If I had an hour to solve a problem, I'd spend 55 minutes thinking about the problem and five minutes thinking about solutions.

What this implies is that it is important to exercise imagination to understand different perspectives of a problem eg. historical/existing/new ones, and reformulate it properly before focusing on mere formalisms.

In the 1960s the "New Math" movement was instituted to teach "Mathematics the Modern Way" which though criticized, took root and has permeated mathematics education to this day to the detriment of the students and the field - https://en.wikipedia.org/wiki/New_Math Read the "Reception" and "Legacy" sections in particular.

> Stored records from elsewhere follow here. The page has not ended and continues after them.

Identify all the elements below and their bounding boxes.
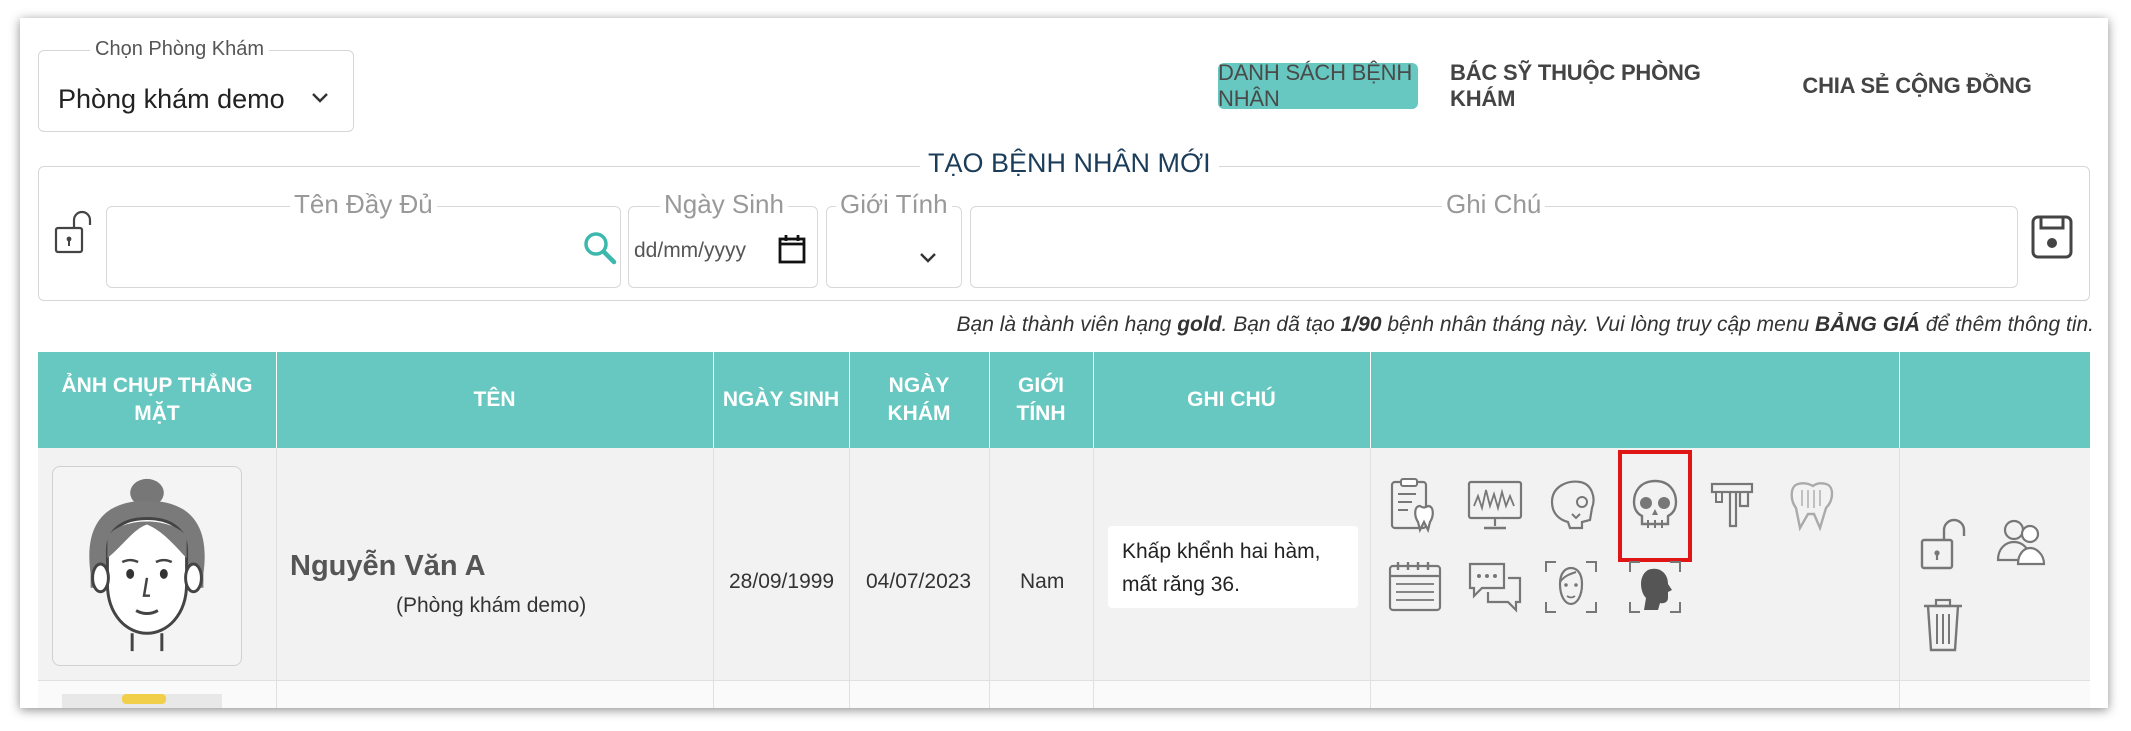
birth-date-legend: Ngày Sinh [660,189,788,220]
face-side-scan-icon[interactable] [1626,558,1684,616]
column-divider [1899,352,1900,448]
table-row[interactable] [38,680,2090,708]
info-text: bệnh nhân tháng này. Vui lòng truy cập m… [1381,313,1816,336]
dental-chart-icon[interactable] [1386,476,1444,534]
column-divider [713,352,714,448]
search-icon[interactable] [583,231,617,265]
column-divider [989,448,990,708]
column-divider [849,448,850,708]
face-front-scan-icon[interactable] [1542,558,1600,616]
header-photo: ẢNH CHỤP THẲNG MẶT [61,373,253,425]
patient-birth: 28/09/1999 [729,570,835,593]
header-gender: GIỚI TÍNH [1016,373,1066,425]
patient-name[interactable]: Nguyễn Văn A [290,550,486,583]
save-icon[interactable] [2030,214,2074,260]
full-name-legend: Tên Đầy Đủ [290,189,437,220]
clinic-select-value[interactable]: Phòng khám demo [58,84,285,115]
header-birth: NGÀY SINH [722,387,840,411]
birth-date-placeholder: dd/mm/yyyy [634,239,747,262]
column-divider [989,352,990,448]
share-users-icon[interactable] [1992,512,2050,570]
patient-clinic: (Phòng khám demo) [396,594,587,617]
chevron-down-icon[interactable] [310,88,330,108]
membership-tier: gold [1177,313,1222,336]
app-window: Chọn Phòng Khám Phòng khám demo DANH SÁC… [20,18,2108,708]
schedule-icon[interactable] [1386,558,1444,616]
pricing-menu-link[interactable]: BẢNG GIÁ [1815,313,1920,336]
info-text: để thêm thông tin. [1920,313,2094,336]
chat-icon[interactable] [1466,558,1524,616]
column-divider [1370,352,1371,448]
caliper-icon[interactable] [1704,476,1762,534]
info-text: Bạn là thành viên hạng [956,313,1178,336]
trash-icon[interactable] [1916,596,1974,654]
note-legend: Ghi Chú [1442,189,1546,220]
column-divider [276,352,277,448]
lock-open-icon[interactable] [52,208,94,256]
tab-patient-list[interactable]: DANH SÁCH BỆNH NHÂN [1218,60,1418,111]
tab-community-share[interactable]: CHIA SẺ CỘNG ĐỒNG [1772,63,2062,109]
patient-visit: 04/07/2023 [866,570,972,593]
patient-gender: Nam [1020,570,1065,593]
patient-photo[interactable] [52,466,242,666]
membership-info: Bạn là thành viên hạng gold. Bạn dã tạo … [957,313,2094,337]
clinic-select-legend: Chọn Phòng Khám [90,38,270,61]
calendar-icon[interactable] [778,234,806,264]
monitor-scan-icon[interactable] [1466,476,1524,534]
badge-icon [122,694,166,704]
skull-side-icon[interactable] [1542,476,1600,534]
highlight-box [1618,450,1692,562]
info-text: . Bạn dã tạo [1221,313,1341,336]
column-divider [1370,448,1371,708]
face-avatar-icon [89,478,205,652]
unlock-patient-icon[interactable] [1916,516,1974,574]
patient-count: 1/90 [1340,313,1382,336]
column-divider [713,448,714,708]
patient-note: Khấp khểnh hai hàm, mất răng 36. [1108,526,1358,608]
column-divider [849,352,850,448]
header-visit: NGÀY KHÁM [887,373,951,425]
tab-clinic-doctors[interactable]: BÁC SỸ THUỘC PHÒNG KHÁM [1450,60,1750,111]
column-divider [1093,448,1094,708]
tooth-icon[interactable] [1784,476,1842,534]
column-divider [1093,352,1094,448]
column-divider [276,448,277,708]
column-divider [1899,448,1900,708]
new-patient-form-title: TẠO BỆNH NHÂN MỚI [920,148,1219,179]
header-name: TÊN [473,387,516,411]
header-note: GHI CHÚ [1187,387,1276,411]
chevron-down-icon[interactable] [918,248,938,268]
gender-legend: Giới Tính [836,189,952,220]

So to understand mathematics, look to history when a particular concept first came into existence to explain/solve a particular problem and then look at the formalism standardized/employed today to generalize it. Now we can understand the motivation behind the current formalism better and its applications to the real world. This is called the "Genetic Method" of teaching mathematics - https://en.wikipedia.org/wiki/Genetic_method

For example; logarithms were invented by Napier long before exponentiation was formally defined i.e. he had no concept of a "base"! The resources i had linked to above detail his construction. So what does it mean when today we define logarithm as inverse of exponentiation?

It means logarithm is merely a table lookup from one set of numbers to another where one is a geometric series and the other a arithmetic series and its sole motivation was to map multiplication/division/etc. of large numbers onto addition/subtraction of smaller numbers. In our current mathematics we have just formalized it using the language of functions i.e. exponentiation/logarithms.